Combining Reinforcement Learning and Constraint Programming for Combinatorial Optimization
Cappart, Quentin, Moisan, Thierry, Rousseau, Louis-Martin, Prémont-Schwarz, Isabeau, Cire, Andre
Combinatorial optimization has found applications in numerous fields, from aerospace to transportation planning and economics. The goal is to find an optimal solution among a finite set of possibilities. The well-known challenge one faces with combinatorial optimization is the state-space explosion problem: the number of possibilities grows exponentially with the problem size, which makes solving intractable for large problems.

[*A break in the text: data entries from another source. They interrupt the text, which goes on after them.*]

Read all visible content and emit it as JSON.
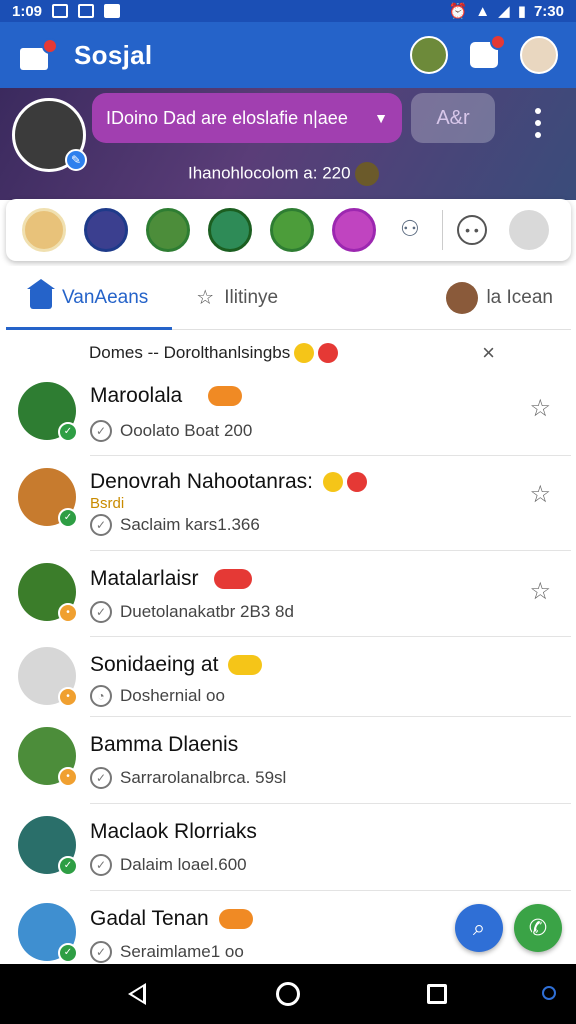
{
  "status_bar": {
    "time": "1:09",
    "right_time": "7:30"
  },
  "app": {
    "title": "Sosjal"
  },
  "banner": {
    "status_text": "IDoino Dad are eloslafie n|aee",
    "action_label": "A&r",
    "subtitle": "Ihanohlocolom a: 220"
  },
  "tabs": [
    {
      "label": "VanAeans",
      "icon": "home-icon"
    },
    {
      "label": "Ilitinye",
      "icon": "star-icon"
    }
  ],
  "tab_right": {
    "label": "la Icean"
  },
  "notice": {
    "text": "Domes -- Dorolthanlsingbs",
    "close": "×"
  },
  "contacts": [
    {
      "name": "Maroolala",
      "sub": "Ooolato Boat 200",
      "extra": "",
      "avatar_color": "#2e7d32",
      "badge_color": "#2e9e44"
    },
    {
      "name": "Denovrah Nahootanras:",
      "sub": "Saclaim kars1.366",
      "extra": "Bsrdi",
      "avatar_color": "#c77b2e",
      "badge_color": "#2e9e44"
    },
    {
      "name": "Matalarlaisr",
      "sub": "Duetolanakatbr 2B3 8d",
      "extra": "",
      "avatar_color": "#3b7d2a",
      "badge_color": "#f0a030"
    },
    {
      "name": "Sonidaeing at",
      "sub": "Doshernial oo",
      "extra": "",
      "avatar_color": "#d7d7d7",
      "badge_color": "#f0a030"
    },
    {
      "name": "Bamma Dlaenis",
      "sub": "Sarrarolanalbrca. 59sl",
      "extra": "",
      "avatar_color": "#4c8d3a",
      "badge_color": "#f0a030"
    },
    {
      "name": "Maclaok Rlorriaks",
      "sub": "Dalaim loael.600",
      "extra": "",
      "avatar_color": "#2a6f6a",
      "badge_color": "#2e9e44"
    },
    {
      "name": "Gadal Tenan",
      "sub": "Seraimlame1 oo",
      "extra": "",
      "avatar_color": "#3f8fd0",
      "badge_color": "#2e9e44"
    }
  ],
  "stories_avatar_colors": [
    "#e8c27a",
    "#3b3f8f",
    "#4c8d3a",
    "#2e8b57",
    "#4c9d3a",
    "#c044c0"
  ],
  "colors": {
    "primary": "#2563c9",
    "accent_purple": "#a13fb0",
    "fab_blue": "#2f6fd6",
    "fab_green": "#3aa346"
  }
}
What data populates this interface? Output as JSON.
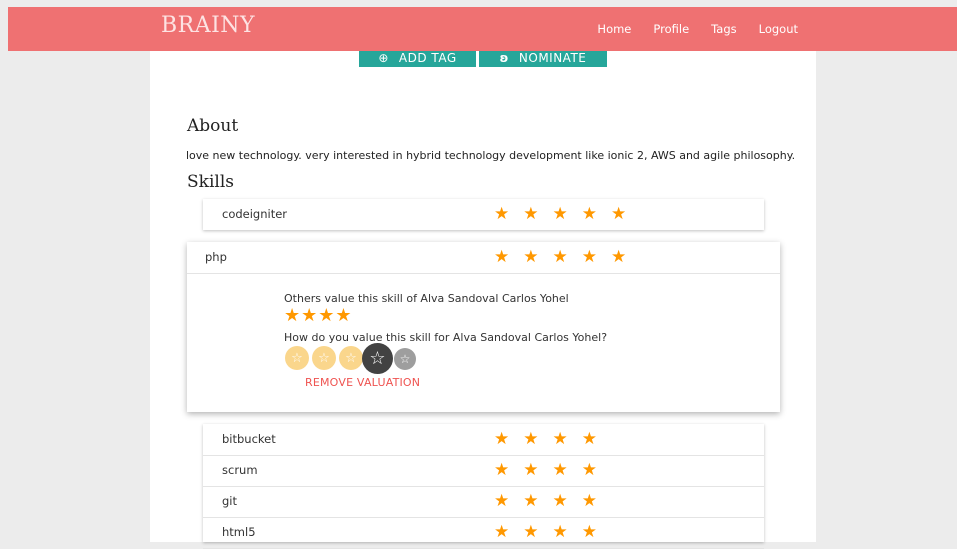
{
  "app": {
    "brand": "BRAINY",
    "nav": [
      "Home",
      "Profile",
      "Tags",
      "Logout"
    ],
    "colors": {
      "header": "#ef7172",
      "accent_button": "#26a69a",
      "star": "#ff9800",
      "remove": "#ef5350"
    }
  },
  "actions": {
    "add_tag": {
      "icon": "add-circle-icon",
      "label": "ADD TAG"
    },
    "nominate": {
      "icon": "nominate-icon",
      "label": "NOMINATE"
    }
  },
  "about": {
    "title": "About",
    "text": "love new technology. very interested in hybrid technology development like ionic 2, AWS and agile philosophy."
  },
  "skills": {
    "title": "Skills",
    "items": [
      {
        "name": "codeigniter",
        "stars": "★★★★★",
        "rating": 5
      },
      {
        "name": "php",
        "stars": "★★★★★",
        "rating": 5
      },
      {
        "name": "bitbucket",
        "stars": "★★★★",
        "rating": 4
      },
      {
        "name": "scrum",
        "stars": "★★★★",
        "rating": 4
      },
      {
        "name": "git",
        "stars": "★★★★",
        "rating": 4
      },
      {
        "name": "html5",
        "stars": "★★★★",
        "rating": 4
      }
    ]
  },
  "expanded": {
    "others_label": "Others value this skill of Alva Sandoval Carlos Yohel",
    "others_stars": "★★★★",
    "others_rating": 4,
    "ask_label": "How do you value this skill for Alva Sandoval Carlos Yohel?",
    "rate_glyph": "☆",
    "user_rating": 4,
    "remove_label": "REMOVE VALUATION"
  }
}
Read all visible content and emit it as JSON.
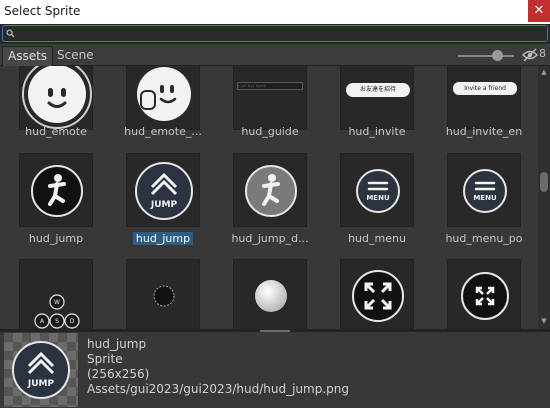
{
  "window": {
    "title": "Select Sprite",
    "close_symbol": "✕"
  },
  "search": {
    "value": "",
    "placeholder": ""
  },
  "tabs": [
    {
      "label": "Assets",
      "active": true
    },
    {
      "label": "Scene",
      "active": false
    }
  ],
  "toolbar": {
    "hidden_count": "8",
    "zoom_slider_value": 0.7
  },
  "grid": [
    {
      "label": "hud_emote",
      "icon": "smiley-face-icon"
    },
    {
      "label": "hud_emote_...",
      "icon": "waving-smiley-icon"
    },
    {
      "label": "hud_guide",
      "icon": "guide-bar-icon"
    },
    {
      "label": "hud_invite",
      "icon": "invite-button-icon"
    },
    {
      "label": "hud_invite_en",
      "icon": "invite-button-en-icon"
    },
    {
      "label": "hud_jump",
      "icon": "jump-figure-icon"
    },
    {
      "label": "hud_jump",
      "icon": "jump-chevron-icon",
      "selected": true
    },
    {
      "label": "hud_jump_d...",
      "icon": "jump-figure-disabled-icon"
    },
    {
      "label": "hud_menu",
      "icon": "menu-icon"
    },
    {
      "label": "hud_menu_po",
      "icon": "menu-pressed-icon"
    },
    {
      "label": "",
      "icon": "wasd-keys-icon"
    },
    {
      "label": "",
      "icon": "joystick-dot-icon"
    },
    {
      "label": "",
      "icon": "white-ball-icon"
    },
    {
      "label": "",
      "icon": "fullscreen-expand-icon"
    },
    {
      "label": "",
      "icon": "fullscreen-expand-small-icon"
    }
  ],
  "thumb_text": {
    "jump": "JUMP",
    "menu": "MENU",
    "guide": "ｼﾞｬﾝﾌﾟ ｶﾞｲﾄﾞ ｾｯﾄｱｯﾌﾟ",
    "invite": "お友達を招待",
    "invite_en": "Invite a friend",
    "wasd": [
      "W",
      "A",
      "S",
      "D"
    ]
  },
  "preview": {
    "name": "hud_jump",
    "type": "Sprite",
    "size": "(256x256)",
    "path": "Assets/gui2023/gui2023/hud/hud_jump.png",
    "icon": "jump-chevron-icon",
    "label": "JUMP"
  }
}
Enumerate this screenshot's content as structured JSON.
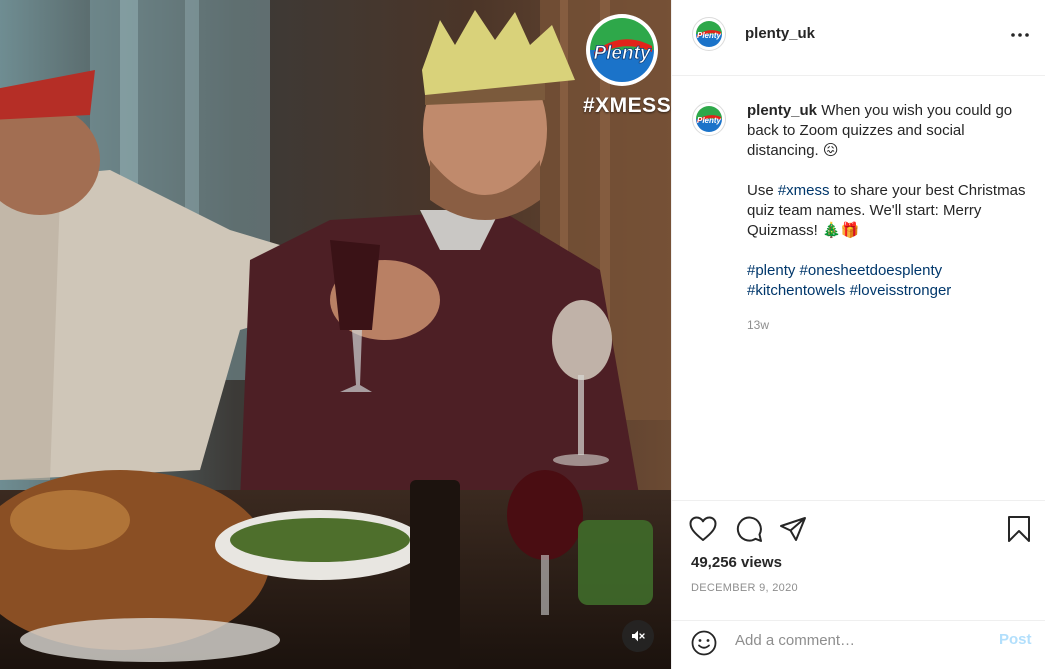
{
  "media": {
    "brand_logo_text": "Plenty",
    "overlay_tag": "#XMESS",
    "mute_icon": "speaker-muted-icon"
  },
  "header": {
    "username": "plenty_uk",
    "avatar_text": "Plenty",
    "more_icon": "more-horizontal-icon"
  },
  "caption": {
    "username": "plenty_uk",
    "line1": "When you wish you could go back to Zoom quizzes and social distancing. 😖",
    "line2_prefix": "Use ",
    "line2_hashtag": "#xmess",
    "line2_suffix": " to share your best Christmas quiz team names. We'll start: Merry Quizmass! 🎄🎁",
    "hashtags": [
      "#plenty",
      "#onesheetdoesplenty",
      "#kitchentowels",
      "#loveisstronger"
    ],
    "age": "13w"
  },
  "actions": {
    "views": "49,256 views",
    "date": "DECEMBER 9, 2020"
  },
  "comment": {
    "placeholder": "Add a comment…",
    "post_label": "Post"
  },
  "colors": {
    "link": "#00376b",
    "muted": "#8e8e8e",
    "post_disabled": "#b2dffc"
  }
}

In the last years, deep reinforcement learning (DRL) has shown its promise for designing good heuristics dedicated to solve NP-hard combinatorial optimization problems. However, current approaches have two shortcomings: (1) they mainly focus on the standard travelling salesman problem and they cannot be easily extended to other problems, and (2) they only provide an approximate solution with no systematic ways to improve it or to prove optimality. In another context, constraint programming (CP) is a generic tool to solve combinatorial optimization problems. Based on a complete search procedure, it will always find the optimal solution if we allow an execution time large enough. A critical design choice, that makes CP non-trivial to use in practice, is the branching decision, directing how the search space is explored. In this work, we propose a general and hybrid approach, based on DRL and CP, for solving combinatorial optimization problems. The core of our approach is based on a dynamic programming formulation, that acts as a bridge between both techniques. We experimentally show that our solver is efficient to solve two challenging problems: the traveling salesman problem with time windows, and the 4-moments portfolio optimization problem. Results obtained show that the framework introduced outperforms the stand-alone RL and CP solutions, while being competitive with industrial solvers.